A wolf pack has 20 breeding males and 80 breeding females. Using the sex-ratio formula Ne = 4NmNf / (Nm + Nf), what is Ne?
A100 (the census size)
B32
C64
D80 (the number of females)
Ne = 4(20)(80) / (20 + 80) = 6400 / 100 = 64. This is well below the census size of 100, illustrating how unequal sex ratios alone reduce effective population size. The formula shows that Ne is limited by the rarer sex.
Question 2 True / False
A polygynous mating system — where one male monopolizes mating with many females — increases effective population size compared to a monogamous system of the same census size.
TTrue
FFalse
Answer: False
Polygyny dramatically increases variance in male reproductive success: dominant males contribute many offspring while other males contribute none. High variance in reproductive success reduces Ne because genetic ancestry becomes concentrated in a few lineages, amplifying genetic drift exactly as if the population were smaller.
Question 3 Short Answer
Why does a population bottleneck reduce effective population size for many generations afterward, even after census numbers have recovered?
Think about your answer, then reveal below.

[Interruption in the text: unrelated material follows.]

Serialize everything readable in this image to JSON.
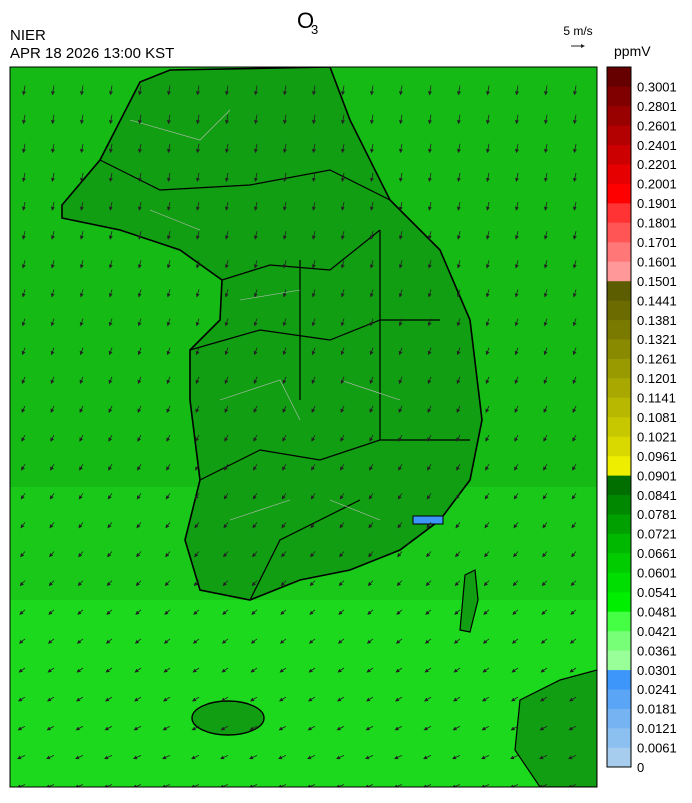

Model answer: During the bottleneck, intense genetic drift removed rare alleles and reduced genetic diversity. Ne calculated over multiple generations reflects that period of near-zero breeding individuals; the genetic signatures of the bottleneck — reduced heterozygosity, elevated linkage disequilibrium — persist long after census recovery.
Genetic diversity lost during a bottleneck cannot be quickly regenerated by population growth alone. New mutations arise slowly, and Ne integrated over the bottleneck period remains low. Conservation geneticists use this to explain why recently recovered species (e.g., cheetahs, northern elephant seals) still show low genetic variation despite large current census numbers.